Did Ruairí’s dad even know those words were a quotation from a play, or know the sentence immediately before them? Ruairí evidently didn’t, so what a world of learning remains for them both to explore if they actively engage in it!

Active learning must also include responding. Teachers exhaust themselves performing for the duration of lessons, which simply conditions the pupils to permanent passivity. Lessons which are devoid of active responses produce little evidence of learning. Such evidence will be required in formal assessment, and we are doing our learners a disservice if we only allow them to respond during formal assessment. What a shock to the system that will be!

Active learning also involves navigating one’s own choices. Spoon-feeding never nourishes active learners so that they make real progress. Subject choices at second level and course options for third level are decisions it is entirely reasonable to expect a student to take the lead on.

It’s not about pushing them to premature independence, but about ensuring that the experience of having to choose between options feels natural during their formative years. It is a feature of life that we can withhold from them for too long and with alarming consequences.

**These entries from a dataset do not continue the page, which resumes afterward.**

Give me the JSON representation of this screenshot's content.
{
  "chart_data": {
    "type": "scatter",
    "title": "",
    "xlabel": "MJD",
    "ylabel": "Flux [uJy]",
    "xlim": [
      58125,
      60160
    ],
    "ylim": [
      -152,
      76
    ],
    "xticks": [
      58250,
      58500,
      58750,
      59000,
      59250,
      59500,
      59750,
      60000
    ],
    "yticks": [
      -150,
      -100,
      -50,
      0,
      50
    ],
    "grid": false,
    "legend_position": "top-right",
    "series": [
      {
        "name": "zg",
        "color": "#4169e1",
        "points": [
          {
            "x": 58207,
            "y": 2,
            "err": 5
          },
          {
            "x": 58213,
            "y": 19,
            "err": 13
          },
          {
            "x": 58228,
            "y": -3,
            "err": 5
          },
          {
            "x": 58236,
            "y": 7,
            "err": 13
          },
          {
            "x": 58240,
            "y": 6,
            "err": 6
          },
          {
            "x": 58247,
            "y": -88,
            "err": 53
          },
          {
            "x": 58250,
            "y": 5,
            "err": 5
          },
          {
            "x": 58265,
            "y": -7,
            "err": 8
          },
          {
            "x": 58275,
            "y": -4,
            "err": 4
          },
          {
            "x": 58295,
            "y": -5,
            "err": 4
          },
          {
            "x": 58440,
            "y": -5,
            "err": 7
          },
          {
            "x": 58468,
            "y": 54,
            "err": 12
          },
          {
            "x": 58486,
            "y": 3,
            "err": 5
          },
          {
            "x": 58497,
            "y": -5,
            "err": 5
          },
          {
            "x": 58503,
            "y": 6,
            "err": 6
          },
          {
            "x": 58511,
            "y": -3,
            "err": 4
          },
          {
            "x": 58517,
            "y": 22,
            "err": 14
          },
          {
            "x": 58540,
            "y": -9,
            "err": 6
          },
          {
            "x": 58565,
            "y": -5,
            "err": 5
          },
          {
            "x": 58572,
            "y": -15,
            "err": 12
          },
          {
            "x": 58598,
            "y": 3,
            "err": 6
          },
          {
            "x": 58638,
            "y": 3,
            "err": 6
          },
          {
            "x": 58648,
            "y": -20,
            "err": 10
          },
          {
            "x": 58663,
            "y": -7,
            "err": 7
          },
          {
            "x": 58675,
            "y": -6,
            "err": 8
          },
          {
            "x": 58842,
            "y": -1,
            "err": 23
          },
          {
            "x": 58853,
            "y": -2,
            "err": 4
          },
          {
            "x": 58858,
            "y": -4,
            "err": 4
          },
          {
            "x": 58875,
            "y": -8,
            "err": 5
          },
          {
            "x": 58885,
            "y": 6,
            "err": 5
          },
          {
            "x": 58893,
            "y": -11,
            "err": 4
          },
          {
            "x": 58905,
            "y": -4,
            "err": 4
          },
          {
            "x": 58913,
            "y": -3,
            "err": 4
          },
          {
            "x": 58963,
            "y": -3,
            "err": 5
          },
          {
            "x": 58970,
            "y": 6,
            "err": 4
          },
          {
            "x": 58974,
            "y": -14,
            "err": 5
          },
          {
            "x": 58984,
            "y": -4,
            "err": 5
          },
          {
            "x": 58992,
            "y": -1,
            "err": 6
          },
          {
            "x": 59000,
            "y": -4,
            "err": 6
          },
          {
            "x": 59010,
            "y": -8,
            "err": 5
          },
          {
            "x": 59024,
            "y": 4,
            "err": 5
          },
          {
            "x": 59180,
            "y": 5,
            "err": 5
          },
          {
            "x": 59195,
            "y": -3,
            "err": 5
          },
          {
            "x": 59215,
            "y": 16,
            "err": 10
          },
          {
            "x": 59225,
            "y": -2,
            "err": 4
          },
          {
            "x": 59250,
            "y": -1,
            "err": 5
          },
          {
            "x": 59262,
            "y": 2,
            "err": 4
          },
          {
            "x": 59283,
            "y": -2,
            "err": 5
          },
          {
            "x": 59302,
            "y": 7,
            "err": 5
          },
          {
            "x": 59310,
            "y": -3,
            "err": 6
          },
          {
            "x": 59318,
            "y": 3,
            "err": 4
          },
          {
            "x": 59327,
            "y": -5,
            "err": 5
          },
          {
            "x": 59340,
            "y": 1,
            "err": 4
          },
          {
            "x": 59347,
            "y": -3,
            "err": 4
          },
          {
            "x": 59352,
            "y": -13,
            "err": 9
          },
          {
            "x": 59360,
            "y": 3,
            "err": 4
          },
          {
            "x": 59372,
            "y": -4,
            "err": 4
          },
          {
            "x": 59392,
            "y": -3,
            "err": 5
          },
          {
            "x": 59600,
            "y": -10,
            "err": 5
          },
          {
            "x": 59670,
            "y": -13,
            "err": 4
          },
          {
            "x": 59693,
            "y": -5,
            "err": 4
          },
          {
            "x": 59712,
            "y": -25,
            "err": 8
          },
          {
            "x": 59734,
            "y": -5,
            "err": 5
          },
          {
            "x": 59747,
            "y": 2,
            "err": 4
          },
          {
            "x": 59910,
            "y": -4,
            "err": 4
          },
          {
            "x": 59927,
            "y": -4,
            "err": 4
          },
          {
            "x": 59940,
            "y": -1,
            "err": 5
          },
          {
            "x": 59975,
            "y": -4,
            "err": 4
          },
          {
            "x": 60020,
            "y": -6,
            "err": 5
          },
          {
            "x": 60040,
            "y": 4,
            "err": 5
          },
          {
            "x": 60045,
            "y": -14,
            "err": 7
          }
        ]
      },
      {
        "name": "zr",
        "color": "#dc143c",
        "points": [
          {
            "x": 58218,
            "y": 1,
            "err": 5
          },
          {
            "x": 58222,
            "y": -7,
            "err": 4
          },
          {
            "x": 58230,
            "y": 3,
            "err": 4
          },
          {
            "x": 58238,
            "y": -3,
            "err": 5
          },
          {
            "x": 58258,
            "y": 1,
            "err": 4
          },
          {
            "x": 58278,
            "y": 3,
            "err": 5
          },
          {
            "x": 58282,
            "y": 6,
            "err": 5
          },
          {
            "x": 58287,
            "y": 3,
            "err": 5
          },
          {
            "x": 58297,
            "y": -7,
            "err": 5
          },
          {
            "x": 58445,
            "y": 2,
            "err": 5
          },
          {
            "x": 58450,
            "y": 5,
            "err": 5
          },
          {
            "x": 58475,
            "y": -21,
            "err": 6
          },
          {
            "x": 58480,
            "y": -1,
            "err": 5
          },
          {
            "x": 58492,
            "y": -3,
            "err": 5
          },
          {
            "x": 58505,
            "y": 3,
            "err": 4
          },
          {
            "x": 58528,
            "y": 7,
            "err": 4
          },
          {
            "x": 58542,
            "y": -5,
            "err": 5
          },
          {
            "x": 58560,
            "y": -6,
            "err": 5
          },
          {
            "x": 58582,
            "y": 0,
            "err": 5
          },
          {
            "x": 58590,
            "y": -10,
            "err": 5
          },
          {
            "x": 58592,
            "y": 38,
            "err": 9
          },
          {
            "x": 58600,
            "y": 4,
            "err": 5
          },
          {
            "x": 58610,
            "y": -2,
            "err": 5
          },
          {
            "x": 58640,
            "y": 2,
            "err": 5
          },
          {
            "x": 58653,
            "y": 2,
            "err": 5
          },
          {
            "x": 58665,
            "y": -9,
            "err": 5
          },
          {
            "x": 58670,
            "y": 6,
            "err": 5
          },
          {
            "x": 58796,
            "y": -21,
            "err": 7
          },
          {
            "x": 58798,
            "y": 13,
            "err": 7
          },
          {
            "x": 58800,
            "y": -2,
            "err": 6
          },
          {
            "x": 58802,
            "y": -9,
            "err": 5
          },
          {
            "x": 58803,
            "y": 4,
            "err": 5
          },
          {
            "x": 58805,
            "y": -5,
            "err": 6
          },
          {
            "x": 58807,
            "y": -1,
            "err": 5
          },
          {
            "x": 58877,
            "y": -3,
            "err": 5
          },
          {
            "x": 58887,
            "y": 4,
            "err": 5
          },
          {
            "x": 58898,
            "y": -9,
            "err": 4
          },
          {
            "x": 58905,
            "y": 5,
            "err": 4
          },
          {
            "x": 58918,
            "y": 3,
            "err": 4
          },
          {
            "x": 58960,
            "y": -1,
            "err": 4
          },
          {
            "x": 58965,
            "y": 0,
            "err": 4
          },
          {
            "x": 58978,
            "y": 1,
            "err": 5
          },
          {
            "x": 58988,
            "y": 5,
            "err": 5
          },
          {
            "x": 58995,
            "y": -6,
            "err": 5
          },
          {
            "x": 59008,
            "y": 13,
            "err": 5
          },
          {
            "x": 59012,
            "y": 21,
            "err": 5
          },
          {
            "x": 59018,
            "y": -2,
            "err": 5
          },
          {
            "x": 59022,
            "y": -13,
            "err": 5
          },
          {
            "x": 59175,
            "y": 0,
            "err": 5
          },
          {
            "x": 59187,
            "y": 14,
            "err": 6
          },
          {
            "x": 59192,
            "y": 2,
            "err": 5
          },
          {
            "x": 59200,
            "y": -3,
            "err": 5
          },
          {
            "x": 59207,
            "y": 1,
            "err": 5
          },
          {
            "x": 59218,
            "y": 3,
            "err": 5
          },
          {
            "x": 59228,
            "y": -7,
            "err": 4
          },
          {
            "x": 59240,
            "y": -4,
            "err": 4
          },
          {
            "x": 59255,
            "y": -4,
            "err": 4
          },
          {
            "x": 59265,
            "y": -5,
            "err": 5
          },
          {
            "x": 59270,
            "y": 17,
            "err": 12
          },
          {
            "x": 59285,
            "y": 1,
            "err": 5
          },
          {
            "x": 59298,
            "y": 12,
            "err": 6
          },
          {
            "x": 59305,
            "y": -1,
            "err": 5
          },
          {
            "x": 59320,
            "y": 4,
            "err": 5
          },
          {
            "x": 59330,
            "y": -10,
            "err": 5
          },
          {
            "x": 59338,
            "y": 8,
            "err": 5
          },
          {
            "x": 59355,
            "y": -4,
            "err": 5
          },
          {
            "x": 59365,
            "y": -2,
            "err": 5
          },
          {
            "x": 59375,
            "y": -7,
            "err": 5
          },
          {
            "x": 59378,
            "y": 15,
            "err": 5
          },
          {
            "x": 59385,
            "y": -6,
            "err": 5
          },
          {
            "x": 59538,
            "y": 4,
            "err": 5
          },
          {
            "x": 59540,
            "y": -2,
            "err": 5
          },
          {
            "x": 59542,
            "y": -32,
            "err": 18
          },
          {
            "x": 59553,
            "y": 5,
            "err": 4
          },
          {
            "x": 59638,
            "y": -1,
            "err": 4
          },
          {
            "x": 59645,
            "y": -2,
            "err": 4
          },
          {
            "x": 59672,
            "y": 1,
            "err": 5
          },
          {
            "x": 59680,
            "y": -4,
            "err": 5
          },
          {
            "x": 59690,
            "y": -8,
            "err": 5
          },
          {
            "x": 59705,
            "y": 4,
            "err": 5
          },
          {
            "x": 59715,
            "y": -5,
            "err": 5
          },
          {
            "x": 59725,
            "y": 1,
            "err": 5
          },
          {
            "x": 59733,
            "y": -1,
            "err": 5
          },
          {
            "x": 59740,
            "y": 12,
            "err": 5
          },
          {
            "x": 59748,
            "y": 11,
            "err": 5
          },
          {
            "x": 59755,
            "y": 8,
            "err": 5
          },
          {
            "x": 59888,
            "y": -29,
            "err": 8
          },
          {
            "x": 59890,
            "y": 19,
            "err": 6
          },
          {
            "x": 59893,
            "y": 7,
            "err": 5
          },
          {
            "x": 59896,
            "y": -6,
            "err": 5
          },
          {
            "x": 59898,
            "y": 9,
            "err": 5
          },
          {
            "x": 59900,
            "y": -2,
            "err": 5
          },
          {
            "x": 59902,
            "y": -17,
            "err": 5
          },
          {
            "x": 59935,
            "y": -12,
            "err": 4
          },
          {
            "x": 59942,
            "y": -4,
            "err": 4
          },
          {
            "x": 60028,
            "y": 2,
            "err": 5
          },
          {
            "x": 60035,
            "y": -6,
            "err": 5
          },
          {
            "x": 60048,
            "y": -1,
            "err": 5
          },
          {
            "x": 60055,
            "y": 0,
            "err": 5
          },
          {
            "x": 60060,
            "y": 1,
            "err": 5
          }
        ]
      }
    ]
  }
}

Denying young people opportunities to respond and navigate their own decision-making can contribute heavily to their stress levels. They pick up on what everyone else wants and expects, whether peers, parents, teachers or siblings. The weight of varying, perhaps even conflicting expectations, combined with an absence of the skills required to move forward, inevitably creates a strain on their mental health.

A further strain comes from the fact that our learners are exposed to all kinds of teachers, and may therefore get mixed messages about what is expected of them. At second level, the newly-qualified teacher and the soon-to-retire teacher will have trained under very different schools of thought. Many qualified with Junior Cycle reform as a fixed feature, while others resented its introduction, and resisted or even sabotaged it.

Our attitude as teachers towards new initiatives directly relates to a learner’s experience of them. This requires a courageous conversation I don’t see anyone calling for. What we do in the classroom is not about us or our opinions, but about what we can do to best serve our students.

There is much to compensate for, after all. The OECD Education at a Glance 2019 report provides concrete data on 21st century education. We learned that Ireland ranks lowest of all OECD countries for investment in education. As teachers, we aren’t indulged when it comes to financially prioritising what we do. Despite this, our students shine. According to the same report Irish young people rank among the world’s most educated. They topped the poll in Europe and came fourth globally. We are clearly getting a huge amount right in our classrooms. Teachers are evidently going above and beyond for their students. What we are doing obviously “resonates” with them!

The fact that both educators and learners are doing the best they can with the tools they have merits greater recognition. However discouraging it may sound, and however shortsighted and unjust it may be, perhaps investment is unlikely to increase precisely because we are performing so well without it. The fact that teachers know Ireland ranks lowest for investment needs balancing out with appropriate acknowledgement that we perform well despite that. This could help to prevent any drop in morale.

High morale in a staffroom means a good level of joy and confidence in what we are doing in our classrooms, with all the attendant levels of naturally good discipline and behaviour. Is this realistic? I would maintain that it is. Not that we need to become supermen or superwomen, but that we are able to work well with classes full of active learners.